Morris’s research includes evaluating the use of coastal vegetation including mangroves, marshes and fronting levees for reducing global coastal protection costs. His research covers the topic of mangrove conservation, and it focuses on the use of vegetation for cost-saving, sustainable coastal protection.

The results were clear: “We show that incorporating vegetation in hybrid coastal protection results in more sustainable and financially attractive coastal protection strategies. If vegetated foreshore levee systems were established along populated coastlines susceptible to flooding, the required levee crest height could be considerably reduced.” That’s why it’s vital to conserve mangrove ecosystems today.

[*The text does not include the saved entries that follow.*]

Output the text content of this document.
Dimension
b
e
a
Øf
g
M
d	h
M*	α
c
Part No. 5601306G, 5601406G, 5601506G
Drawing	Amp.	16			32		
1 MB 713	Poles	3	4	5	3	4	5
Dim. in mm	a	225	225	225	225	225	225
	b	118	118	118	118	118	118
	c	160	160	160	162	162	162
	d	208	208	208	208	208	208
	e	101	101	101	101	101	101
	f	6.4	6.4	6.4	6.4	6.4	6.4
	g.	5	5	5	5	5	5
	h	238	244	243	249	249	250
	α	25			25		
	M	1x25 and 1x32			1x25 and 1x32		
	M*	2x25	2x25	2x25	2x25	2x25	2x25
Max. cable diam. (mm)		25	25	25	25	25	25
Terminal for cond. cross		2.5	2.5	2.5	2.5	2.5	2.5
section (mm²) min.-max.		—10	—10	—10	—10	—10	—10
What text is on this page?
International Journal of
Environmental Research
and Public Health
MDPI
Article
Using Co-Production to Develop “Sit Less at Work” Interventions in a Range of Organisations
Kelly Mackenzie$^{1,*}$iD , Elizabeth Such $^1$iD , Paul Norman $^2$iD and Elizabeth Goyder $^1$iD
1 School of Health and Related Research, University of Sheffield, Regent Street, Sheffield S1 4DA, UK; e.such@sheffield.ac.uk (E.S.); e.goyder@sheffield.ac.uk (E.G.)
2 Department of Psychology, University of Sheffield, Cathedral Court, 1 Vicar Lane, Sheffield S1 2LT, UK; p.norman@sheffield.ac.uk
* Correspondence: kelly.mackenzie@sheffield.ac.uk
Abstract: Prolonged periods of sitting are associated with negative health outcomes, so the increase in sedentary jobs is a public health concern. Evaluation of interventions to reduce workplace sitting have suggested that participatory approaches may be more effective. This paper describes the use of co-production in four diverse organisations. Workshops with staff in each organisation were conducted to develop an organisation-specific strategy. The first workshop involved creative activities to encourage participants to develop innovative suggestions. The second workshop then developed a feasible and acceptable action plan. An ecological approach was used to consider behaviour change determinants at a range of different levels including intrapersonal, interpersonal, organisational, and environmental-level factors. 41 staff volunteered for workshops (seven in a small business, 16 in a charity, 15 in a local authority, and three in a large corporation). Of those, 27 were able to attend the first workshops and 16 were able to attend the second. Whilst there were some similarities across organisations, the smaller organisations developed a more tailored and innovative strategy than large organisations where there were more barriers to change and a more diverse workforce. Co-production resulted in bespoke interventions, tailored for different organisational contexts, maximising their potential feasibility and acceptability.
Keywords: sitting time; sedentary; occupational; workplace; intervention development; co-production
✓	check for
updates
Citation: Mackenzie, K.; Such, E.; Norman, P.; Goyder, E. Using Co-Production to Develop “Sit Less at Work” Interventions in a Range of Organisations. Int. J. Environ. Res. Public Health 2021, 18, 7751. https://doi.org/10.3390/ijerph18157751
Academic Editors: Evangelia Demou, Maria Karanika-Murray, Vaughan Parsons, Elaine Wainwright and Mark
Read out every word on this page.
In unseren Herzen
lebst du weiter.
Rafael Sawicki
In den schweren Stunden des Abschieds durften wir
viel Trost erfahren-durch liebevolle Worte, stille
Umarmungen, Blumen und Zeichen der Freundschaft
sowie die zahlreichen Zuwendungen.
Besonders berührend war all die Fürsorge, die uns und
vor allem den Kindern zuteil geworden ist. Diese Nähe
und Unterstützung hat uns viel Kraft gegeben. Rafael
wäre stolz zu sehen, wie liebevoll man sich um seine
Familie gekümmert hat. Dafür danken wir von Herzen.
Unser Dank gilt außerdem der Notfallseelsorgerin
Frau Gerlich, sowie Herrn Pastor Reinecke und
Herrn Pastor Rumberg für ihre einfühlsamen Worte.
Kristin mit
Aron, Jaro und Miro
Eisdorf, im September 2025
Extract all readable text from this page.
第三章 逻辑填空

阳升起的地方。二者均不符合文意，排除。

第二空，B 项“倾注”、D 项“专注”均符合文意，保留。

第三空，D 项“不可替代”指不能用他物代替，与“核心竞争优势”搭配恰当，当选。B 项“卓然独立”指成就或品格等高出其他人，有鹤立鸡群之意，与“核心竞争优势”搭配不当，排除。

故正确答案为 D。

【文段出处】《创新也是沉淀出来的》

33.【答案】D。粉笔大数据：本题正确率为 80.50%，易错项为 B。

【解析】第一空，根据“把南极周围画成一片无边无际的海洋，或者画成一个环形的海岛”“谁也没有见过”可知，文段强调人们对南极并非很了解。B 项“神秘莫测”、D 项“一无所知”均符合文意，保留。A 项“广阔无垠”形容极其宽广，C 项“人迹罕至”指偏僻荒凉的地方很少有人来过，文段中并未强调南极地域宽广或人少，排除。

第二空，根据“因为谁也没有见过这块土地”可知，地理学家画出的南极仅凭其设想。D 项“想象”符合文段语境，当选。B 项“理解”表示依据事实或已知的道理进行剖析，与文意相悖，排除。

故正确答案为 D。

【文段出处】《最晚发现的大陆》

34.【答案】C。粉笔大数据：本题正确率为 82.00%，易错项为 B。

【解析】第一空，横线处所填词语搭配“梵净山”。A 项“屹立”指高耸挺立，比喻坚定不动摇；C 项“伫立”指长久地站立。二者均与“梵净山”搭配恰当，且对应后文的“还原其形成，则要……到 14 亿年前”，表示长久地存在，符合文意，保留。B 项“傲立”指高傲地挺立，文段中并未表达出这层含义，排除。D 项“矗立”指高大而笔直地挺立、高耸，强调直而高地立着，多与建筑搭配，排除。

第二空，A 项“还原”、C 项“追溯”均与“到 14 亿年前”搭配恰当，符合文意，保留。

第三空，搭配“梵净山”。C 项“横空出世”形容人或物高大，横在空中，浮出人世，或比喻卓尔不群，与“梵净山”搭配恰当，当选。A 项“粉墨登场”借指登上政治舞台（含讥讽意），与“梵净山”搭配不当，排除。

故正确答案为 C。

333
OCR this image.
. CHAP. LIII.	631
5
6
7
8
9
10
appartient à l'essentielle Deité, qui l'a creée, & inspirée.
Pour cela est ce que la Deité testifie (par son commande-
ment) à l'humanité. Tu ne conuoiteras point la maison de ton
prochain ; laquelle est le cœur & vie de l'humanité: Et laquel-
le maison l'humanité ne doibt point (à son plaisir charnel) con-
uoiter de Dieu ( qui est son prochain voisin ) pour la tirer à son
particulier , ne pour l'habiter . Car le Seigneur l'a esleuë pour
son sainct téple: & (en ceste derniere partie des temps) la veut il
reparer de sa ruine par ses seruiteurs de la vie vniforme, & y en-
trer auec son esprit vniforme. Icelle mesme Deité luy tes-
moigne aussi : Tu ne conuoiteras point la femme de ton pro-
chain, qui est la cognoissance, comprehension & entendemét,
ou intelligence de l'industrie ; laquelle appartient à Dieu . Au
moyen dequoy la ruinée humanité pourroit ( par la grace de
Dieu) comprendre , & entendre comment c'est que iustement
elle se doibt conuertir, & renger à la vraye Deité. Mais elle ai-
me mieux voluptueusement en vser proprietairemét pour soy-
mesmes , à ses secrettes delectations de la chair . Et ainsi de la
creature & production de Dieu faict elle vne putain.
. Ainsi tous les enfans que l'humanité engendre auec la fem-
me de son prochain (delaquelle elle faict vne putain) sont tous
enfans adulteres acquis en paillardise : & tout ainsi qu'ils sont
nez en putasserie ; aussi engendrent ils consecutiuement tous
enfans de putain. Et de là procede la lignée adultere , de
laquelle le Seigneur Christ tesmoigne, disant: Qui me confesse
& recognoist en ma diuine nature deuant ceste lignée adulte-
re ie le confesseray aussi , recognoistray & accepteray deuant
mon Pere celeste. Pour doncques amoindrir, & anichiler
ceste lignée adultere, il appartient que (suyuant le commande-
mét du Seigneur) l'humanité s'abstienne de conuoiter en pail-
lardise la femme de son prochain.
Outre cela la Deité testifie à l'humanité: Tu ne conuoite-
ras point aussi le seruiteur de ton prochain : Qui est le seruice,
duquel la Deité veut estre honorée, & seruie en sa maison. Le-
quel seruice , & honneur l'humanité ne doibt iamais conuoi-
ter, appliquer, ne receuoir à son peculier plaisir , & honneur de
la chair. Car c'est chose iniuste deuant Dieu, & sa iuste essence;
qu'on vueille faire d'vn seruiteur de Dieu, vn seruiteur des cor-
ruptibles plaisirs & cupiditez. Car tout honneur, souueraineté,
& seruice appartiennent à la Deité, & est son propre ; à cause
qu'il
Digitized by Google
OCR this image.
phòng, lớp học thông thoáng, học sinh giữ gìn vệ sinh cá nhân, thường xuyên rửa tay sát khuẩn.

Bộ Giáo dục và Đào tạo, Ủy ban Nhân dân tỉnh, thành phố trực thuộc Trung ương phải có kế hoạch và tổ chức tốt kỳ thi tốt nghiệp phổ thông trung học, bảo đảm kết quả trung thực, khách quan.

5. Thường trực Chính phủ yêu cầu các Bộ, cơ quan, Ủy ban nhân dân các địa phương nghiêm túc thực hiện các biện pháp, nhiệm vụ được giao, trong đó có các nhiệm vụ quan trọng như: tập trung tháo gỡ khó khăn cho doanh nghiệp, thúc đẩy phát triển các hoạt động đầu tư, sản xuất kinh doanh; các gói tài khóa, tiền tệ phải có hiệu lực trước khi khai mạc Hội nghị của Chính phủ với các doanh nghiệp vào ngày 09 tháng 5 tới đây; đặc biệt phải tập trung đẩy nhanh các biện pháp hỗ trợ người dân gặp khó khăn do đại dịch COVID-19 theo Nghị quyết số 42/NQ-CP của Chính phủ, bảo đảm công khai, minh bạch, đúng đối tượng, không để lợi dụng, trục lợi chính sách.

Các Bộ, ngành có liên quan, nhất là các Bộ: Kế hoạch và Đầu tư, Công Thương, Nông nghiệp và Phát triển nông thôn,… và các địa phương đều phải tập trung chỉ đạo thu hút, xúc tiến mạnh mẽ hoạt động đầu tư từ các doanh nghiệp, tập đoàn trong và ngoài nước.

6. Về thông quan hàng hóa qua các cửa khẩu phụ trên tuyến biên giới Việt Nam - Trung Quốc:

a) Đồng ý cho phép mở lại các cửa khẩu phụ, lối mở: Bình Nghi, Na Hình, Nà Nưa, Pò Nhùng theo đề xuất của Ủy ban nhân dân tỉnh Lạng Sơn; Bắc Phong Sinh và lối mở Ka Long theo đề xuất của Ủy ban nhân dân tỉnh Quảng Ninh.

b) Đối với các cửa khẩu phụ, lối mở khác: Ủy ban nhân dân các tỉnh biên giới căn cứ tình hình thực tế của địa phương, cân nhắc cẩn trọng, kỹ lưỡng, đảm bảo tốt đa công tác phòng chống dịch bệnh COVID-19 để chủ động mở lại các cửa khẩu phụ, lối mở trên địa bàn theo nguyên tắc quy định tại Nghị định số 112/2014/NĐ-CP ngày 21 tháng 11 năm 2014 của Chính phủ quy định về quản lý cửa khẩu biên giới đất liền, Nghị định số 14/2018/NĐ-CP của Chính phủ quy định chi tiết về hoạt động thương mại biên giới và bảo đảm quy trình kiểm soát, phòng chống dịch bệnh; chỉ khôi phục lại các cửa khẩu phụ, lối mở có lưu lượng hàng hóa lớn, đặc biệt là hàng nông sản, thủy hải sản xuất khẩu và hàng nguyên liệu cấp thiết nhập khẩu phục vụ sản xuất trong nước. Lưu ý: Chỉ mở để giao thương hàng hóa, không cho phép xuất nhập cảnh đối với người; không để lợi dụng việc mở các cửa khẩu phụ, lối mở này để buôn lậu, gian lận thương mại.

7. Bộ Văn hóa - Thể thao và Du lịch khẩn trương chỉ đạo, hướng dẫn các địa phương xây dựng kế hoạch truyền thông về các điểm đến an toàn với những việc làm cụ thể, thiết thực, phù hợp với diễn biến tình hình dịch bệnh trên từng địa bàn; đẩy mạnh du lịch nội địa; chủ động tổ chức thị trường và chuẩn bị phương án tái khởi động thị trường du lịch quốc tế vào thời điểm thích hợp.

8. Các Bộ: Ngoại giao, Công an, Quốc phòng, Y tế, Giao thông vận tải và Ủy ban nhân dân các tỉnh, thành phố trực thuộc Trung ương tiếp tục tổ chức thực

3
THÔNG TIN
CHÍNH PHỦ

Using climate intelligence to build resilience to coastal flooding

With 46% of global assets at risk from flooding, organizations first need to identify whether their assets are among those at risk before employing coastal protection. However, conducting this analysis in-house can be both costly and time-consuming. Multiple factors go into understanding coastal flood risk in the context of climate change, such as the expansion of sea level as the ocean warms and the contributions from melting ice caps and glaciers.

Leveraging the power of climate intelligence, our flagship product EarthScan™ enables users to see and quantify the climate risk their critical assets are exposed to, such as coastal flooding. Organizations can share this intelligence across stakeholders, to enable democratic, distributed decision-making around a credible and common source of truth.

Using these science-backed insights, organizations can kickstart their adaptation strategies by quickly identifying which assets are most vulnerable to coastal flooding. Then, decide where coastal protection, such as planting mangroves, will be most effective – building a more resilient future for our planet.